It can be a surprise to visitors when they arrive on a nature reserve and find domestic animals like cows, sheep and ponies grazing there. But these animals play a valuable role in helping manage wild spaces to benefit our native wildlife. In fact, grazing nature reserves is one of the best ways to maintain features like grasslands, fen, mires and saltmarsh.
Thousands of years ago, Britain had many native grazers, including wild horses, deer and the imposing aurochs – the forerunners of modern cattle. Their feeding activity prevented the open spaces from being taken over by woodland and allowed native wildflowers to thrive, which was of great benefit to insects. In turn, many of these invertebrates supported bats, birds and other small mammals. The pattern of this grazing, and the trampling of ground, created the variable sward that ground-nesting birds needed to breed successfully – making these grazers a crucial part of the landscape.
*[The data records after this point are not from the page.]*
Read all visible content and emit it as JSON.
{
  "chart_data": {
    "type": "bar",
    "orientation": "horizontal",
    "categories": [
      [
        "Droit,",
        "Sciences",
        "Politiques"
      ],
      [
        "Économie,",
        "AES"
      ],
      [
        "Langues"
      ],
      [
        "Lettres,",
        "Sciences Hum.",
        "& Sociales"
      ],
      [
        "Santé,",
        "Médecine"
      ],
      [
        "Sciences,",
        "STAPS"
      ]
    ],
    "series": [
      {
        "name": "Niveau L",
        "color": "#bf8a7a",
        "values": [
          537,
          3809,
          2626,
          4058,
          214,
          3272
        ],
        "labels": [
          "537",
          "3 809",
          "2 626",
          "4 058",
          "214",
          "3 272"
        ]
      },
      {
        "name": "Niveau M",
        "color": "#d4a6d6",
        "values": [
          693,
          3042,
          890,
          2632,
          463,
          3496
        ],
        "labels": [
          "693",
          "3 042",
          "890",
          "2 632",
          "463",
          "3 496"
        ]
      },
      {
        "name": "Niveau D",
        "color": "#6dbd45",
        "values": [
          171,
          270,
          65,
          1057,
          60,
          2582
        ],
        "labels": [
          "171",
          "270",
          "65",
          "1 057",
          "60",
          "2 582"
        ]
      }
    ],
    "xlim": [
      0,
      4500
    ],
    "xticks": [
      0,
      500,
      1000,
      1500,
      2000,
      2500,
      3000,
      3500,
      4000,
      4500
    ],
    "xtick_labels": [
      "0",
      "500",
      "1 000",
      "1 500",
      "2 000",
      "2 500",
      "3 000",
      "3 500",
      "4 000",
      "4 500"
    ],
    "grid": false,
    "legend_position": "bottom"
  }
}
When the aurochs went extinct and wild horses and deer were removed, however, this function was lost. Much of their work can be replicated through manual management of course, but grazing is more natural, less intensive and less expensive. So Yorkshire Wildlife Trust uses various animals on different nature reserves to achieve natural habitat. Species feed in different ways, but all provide benefits for wildlife.
The cattle tend to be breeds that are comfortable on rough ground, such as highlands, shorthorns and belted Galloway,. They can be seen on the Trust’s farms including Stirley Community Farm, as well as reserves like North Cave Wetlands, Potteric Carr and Brockadale.